Model is learning to predict just one class

Hey all,

I created a model that processes two inputs in the same network sharing weights. This network, i implemented stacked dilated convolutions sharing weights inside each layer, as defined at https://arxiv.org/abs/1904.03076.

I tried to overfit the model during 100 epochs using the same batch, but my network keeps predicting just one class (1, 2 or 3).

My model class is

class SDCNetwork(nn.Module):
    def __init__(self, num_layers, input_size, n_conv, kernel_sizes, n_kernels, dilations):
        super(SDCNetwork, self).__init__()
        self.input_size = input_size
        self.n_conv = n_conv
        self.kernel_sizes = kernel_sizes
        self.n_kernels = n_kernels
        self.dilations = dilations
        self.num_classes = 3
        
        layers = nn.ModuleList([])
        # Iterate through the number of layers
        for i in range(num_layers):
            layers.append(
                SDCLayer(input_size=self.input_size[i],
                            n_conv=self.n_conv,
                            kernel_sizes=self.kernel_sizes,
                            n_kernels=self.n_kernels[i],
                            dilations=self.dilations
                ) 
            )

        
        self.features = nn.Sequential(*layers)

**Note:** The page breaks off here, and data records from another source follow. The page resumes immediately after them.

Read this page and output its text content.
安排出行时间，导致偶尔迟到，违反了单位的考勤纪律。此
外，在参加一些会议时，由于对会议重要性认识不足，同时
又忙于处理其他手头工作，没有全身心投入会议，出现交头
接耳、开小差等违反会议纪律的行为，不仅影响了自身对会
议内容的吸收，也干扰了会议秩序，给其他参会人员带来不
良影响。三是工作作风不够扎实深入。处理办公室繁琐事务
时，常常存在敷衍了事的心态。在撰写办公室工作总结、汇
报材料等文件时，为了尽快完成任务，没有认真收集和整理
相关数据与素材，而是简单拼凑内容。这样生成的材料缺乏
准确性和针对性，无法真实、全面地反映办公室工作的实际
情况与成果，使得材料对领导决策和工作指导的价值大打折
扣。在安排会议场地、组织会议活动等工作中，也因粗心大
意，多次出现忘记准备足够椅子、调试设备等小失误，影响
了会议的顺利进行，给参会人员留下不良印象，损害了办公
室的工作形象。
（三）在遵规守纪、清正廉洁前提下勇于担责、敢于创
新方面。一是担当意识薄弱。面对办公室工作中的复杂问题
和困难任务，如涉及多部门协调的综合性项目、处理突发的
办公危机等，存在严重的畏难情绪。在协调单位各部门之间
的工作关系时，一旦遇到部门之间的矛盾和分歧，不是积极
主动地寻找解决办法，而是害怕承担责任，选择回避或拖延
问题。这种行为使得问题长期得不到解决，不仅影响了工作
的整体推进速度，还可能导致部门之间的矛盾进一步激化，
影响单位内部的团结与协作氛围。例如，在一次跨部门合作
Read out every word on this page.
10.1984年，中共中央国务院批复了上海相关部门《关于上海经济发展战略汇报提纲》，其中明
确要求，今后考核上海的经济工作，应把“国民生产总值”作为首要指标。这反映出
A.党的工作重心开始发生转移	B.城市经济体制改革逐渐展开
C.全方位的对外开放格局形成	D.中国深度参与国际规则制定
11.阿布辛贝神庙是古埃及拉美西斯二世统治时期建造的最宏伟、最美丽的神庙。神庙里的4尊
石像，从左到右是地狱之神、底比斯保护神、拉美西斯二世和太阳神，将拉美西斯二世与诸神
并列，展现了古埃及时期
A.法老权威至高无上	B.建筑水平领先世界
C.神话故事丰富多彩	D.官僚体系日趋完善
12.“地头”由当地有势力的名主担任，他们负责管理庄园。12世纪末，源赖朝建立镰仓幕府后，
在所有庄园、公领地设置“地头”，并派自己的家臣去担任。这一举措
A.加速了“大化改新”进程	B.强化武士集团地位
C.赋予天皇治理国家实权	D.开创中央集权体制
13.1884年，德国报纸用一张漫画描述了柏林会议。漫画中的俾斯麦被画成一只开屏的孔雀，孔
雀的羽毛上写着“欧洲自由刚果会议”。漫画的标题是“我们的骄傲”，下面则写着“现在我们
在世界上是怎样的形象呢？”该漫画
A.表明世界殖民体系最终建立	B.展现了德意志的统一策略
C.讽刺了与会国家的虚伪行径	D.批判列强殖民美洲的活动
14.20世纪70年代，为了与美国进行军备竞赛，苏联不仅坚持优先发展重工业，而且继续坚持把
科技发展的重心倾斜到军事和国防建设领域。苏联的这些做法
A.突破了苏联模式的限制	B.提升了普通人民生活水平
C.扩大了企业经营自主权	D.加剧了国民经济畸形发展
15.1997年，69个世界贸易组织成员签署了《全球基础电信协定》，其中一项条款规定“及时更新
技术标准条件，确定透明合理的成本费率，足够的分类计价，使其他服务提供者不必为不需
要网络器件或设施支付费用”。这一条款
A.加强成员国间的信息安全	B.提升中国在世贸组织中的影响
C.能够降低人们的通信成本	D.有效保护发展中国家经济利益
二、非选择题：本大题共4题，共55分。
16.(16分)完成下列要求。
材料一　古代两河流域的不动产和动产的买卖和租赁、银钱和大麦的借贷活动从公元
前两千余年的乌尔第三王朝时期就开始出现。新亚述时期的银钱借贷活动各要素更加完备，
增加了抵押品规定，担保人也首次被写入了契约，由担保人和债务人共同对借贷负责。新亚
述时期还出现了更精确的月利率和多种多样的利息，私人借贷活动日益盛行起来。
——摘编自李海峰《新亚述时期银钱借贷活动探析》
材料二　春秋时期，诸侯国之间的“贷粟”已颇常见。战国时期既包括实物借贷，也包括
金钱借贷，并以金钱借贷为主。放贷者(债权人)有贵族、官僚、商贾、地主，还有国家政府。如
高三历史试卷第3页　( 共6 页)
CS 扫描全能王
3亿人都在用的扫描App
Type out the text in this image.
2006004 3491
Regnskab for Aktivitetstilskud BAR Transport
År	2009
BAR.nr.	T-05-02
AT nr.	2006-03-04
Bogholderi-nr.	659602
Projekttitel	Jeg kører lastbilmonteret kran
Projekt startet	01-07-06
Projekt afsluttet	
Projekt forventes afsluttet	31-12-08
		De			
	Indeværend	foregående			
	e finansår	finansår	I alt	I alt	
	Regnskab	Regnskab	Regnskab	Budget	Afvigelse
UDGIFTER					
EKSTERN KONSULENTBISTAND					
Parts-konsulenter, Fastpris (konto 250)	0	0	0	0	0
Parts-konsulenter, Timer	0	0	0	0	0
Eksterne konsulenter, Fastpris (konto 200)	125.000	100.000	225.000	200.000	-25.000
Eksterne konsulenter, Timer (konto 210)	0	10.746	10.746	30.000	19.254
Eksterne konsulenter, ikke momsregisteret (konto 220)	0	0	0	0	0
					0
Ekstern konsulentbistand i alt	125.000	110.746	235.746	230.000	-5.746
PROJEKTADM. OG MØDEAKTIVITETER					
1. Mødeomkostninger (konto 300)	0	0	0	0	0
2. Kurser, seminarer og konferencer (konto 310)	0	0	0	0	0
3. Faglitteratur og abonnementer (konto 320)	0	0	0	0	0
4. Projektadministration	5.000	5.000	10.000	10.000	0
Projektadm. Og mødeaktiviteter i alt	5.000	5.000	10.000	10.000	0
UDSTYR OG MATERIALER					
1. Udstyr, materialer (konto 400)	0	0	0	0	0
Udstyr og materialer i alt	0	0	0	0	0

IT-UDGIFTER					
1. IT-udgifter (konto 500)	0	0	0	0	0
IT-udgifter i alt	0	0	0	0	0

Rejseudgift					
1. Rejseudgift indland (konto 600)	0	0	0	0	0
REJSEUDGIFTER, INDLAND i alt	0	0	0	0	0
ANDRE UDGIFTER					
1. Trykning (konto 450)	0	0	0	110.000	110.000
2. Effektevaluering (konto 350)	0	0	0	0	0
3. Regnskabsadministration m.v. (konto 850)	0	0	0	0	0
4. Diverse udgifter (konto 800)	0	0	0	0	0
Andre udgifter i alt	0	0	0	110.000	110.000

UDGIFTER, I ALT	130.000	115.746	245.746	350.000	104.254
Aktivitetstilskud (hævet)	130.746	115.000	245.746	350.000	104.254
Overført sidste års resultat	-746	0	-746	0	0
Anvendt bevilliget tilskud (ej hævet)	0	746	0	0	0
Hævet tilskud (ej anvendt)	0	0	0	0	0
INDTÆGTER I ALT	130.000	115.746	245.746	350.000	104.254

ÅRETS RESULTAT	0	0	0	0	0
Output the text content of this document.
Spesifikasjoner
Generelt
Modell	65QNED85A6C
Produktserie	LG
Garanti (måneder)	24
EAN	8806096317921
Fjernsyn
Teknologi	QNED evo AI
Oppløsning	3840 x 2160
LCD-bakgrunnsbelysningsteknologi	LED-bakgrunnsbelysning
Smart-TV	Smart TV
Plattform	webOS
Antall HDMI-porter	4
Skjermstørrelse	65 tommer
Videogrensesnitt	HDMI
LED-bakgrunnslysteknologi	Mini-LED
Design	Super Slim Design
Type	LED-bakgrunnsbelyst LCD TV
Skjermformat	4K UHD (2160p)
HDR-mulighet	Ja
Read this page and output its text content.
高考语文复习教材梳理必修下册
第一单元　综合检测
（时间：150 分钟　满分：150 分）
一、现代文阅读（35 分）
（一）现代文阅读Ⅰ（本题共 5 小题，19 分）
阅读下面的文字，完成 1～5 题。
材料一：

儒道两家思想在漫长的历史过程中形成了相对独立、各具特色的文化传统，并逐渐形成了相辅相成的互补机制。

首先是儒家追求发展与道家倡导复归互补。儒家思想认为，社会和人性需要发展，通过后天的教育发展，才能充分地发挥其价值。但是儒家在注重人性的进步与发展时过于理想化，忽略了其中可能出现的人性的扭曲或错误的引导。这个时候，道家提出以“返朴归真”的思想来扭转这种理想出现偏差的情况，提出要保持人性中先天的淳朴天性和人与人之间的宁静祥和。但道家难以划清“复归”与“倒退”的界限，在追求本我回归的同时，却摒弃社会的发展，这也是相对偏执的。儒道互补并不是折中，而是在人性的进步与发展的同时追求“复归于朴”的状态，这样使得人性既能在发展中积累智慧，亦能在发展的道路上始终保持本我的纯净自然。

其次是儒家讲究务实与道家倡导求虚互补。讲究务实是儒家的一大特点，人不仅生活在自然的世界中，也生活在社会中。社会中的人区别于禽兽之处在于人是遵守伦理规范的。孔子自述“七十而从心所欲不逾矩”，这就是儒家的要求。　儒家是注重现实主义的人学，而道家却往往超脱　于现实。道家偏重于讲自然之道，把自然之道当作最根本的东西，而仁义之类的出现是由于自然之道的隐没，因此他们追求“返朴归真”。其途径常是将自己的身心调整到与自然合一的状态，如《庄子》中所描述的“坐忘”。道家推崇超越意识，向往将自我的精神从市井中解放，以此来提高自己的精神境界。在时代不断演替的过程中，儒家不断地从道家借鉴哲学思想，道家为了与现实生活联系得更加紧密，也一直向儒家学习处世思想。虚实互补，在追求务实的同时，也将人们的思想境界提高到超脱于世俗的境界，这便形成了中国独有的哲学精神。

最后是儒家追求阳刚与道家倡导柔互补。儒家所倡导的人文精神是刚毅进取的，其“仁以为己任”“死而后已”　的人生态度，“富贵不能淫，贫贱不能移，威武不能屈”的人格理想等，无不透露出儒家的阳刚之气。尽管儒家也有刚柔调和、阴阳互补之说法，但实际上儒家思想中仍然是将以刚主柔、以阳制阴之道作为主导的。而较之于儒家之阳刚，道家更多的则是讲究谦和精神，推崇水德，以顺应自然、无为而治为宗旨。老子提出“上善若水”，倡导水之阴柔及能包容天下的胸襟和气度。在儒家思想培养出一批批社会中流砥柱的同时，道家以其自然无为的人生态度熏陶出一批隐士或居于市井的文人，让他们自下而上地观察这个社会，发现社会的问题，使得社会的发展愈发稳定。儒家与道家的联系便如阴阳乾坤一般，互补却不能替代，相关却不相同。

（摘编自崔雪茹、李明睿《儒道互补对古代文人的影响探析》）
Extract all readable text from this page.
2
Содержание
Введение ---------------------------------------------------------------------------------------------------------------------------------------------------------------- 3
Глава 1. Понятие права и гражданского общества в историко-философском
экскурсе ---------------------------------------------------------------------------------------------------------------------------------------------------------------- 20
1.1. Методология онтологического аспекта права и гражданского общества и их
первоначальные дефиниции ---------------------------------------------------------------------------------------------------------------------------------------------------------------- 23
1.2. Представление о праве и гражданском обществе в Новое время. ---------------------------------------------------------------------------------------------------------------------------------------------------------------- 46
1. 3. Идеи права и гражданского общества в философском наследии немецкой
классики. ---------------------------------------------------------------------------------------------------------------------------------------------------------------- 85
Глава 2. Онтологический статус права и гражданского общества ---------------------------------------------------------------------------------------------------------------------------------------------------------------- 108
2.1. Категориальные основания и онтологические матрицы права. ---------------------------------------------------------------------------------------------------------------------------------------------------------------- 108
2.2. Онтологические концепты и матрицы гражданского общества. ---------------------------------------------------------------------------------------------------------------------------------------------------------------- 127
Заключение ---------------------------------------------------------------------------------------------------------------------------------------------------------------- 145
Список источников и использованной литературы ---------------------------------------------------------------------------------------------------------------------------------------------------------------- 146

        # Class activation map llayer similarly to ACOL paper output
        self.cam = nn.Sequential(
            nn.Conv2d(128, 256, kernel_size=3, padding='same'),
            nn.SiLU(),
            nn.Conv2d(256, self.num_classes, kernel_size=1, padding='same'),
            nn.SiLU()
        )

        # Global average pooling
        self.gap = nn.AdaptiveAvgPool2d(output_size=1)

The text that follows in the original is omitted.